FounderDating is kind of like CofoundersLab in that it is more geared toward executive types than developers, so it might not be the place to actually find developers but there are great networking opportunities. One great thing that FounderDating does that CofoundersLab doesn’t is offer certifications. That’s one good way to help potential developers know that you’re serious and you know what you’re talking about.
Founders Nation is another site like Founder2be that is actively interested in connecting startups with people like developers and marketers. As a result, it is a potential site to visit to meet with developers interested in working for equity. Again, you might even fill some other empty seats in your company while you’re there.
Paying for Exposure
All of the options that we’ve looked at so far have been free. If you can spend some money looking for people who will work for equity, you can still save in the long run. The next couple of options will cost some cash but can also pay off big.
Startup studios are kind of like the high-tech version of business incubators.
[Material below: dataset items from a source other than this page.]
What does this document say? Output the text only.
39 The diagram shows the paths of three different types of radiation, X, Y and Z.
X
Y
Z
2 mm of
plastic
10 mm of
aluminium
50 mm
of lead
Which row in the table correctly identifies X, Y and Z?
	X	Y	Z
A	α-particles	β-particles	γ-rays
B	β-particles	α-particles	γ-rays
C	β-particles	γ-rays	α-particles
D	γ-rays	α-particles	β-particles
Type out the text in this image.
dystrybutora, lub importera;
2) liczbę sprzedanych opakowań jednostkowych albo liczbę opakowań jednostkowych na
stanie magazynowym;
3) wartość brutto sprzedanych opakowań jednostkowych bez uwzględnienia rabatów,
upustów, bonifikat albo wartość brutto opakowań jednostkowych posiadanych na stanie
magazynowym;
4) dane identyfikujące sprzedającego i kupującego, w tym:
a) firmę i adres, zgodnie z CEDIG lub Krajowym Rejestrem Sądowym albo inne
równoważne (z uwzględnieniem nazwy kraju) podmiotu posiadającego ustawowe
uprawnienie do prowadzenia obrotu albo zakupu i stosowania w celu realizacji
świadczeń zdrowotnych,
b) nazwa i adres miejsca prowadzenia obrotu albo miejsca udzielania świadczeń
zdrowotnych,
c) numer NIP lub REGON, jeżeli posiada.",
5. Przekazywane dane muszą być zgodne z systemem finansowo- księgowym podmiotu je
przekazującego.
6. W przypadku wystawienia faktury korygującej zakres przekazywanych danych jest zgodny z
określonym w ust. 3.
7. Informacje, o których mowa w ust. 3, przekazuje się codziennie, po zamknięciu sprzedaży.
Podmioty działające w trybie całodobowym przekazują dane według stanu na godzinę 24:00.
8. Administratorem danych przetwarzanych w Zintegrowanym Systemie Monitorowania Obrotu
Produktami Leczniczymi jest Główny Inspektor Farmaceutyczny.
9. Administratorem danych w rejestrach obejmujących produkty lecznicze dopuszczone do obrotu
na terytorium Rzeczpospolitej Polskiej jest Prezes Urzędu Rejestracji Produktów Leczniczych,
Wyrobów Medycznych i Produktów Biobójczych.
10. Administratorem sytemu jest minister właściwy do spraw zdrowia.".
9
They create their own micro-economies by bringing many startups together in one place so that they can share expertise and resources. This also creates an atmosphere that is attractive to people looking to work for startups in exchange for equity. Once again, startup studios do cost money, but they’re also designed to compound your investment and turn your startup into a profitable business. Unfortunately, the biggest obstacle to joining startup studios for many people is access. They aren’t super common right now and, while they’re catching on quickly, they’re still a thing that not everyone has easy access.
The Netherlands based Proto.camp is a platform specifically meant for connecting entrepreneurs with people interested in designing prototypes for them. In other words, forget just looking for developers, these people will take the entire prototype stage completely off of your hands. The downside? While the platform does offer some free guides and resources, actually using the platform is pretty expensive. It’s on a per-week basis, so if you’re confident that you can find someone right away, you can budget your time and money on the platform pretty effectively. It costs around $10K for 4 weeks worth of development.
Codeventures is a startup studio for non-technical founders building tech startups. With Codeventures, you apply and they have the option to take up your startup development. From there, there are a couple of different packages that you can choose from based on how involved you want to be from that point on. Which package you choose determines how much you pay and how much equity you give. For example, you can get an MVP developed for $4K and 10% equity. It is a compromise between all equity and all cash. It isn’t free, but it’s a great option for doing anything from finding coders to finding a complete ready-made team.
- Tradeshows and Expos
Trade shows and expos can be a great way to network with startups, big names, developers and marketers, as well as to get your name out to enthusiasts in your field as well as potentially catch the eyes of the press. It can be harder to find developers at these events because they aren’t just for developers and startups. However, that bigger atmosphere attracts bigger crowds that you can use for more versatile purposes. Unfortunately, expos and tradeshows option cost money. The more you want access to, the more you’ll end up paying. That doesn’t mean that it can’t be worth it. If you have an MVP, it is worth to showcase it at these events to get in front of customers and partners.
There are a lot of options out there. Which one you choose depends on your resources, your need, and your ability to access different venues. However, the point remains the same: there is hope for startups looking to work with developers for equity. Go get them.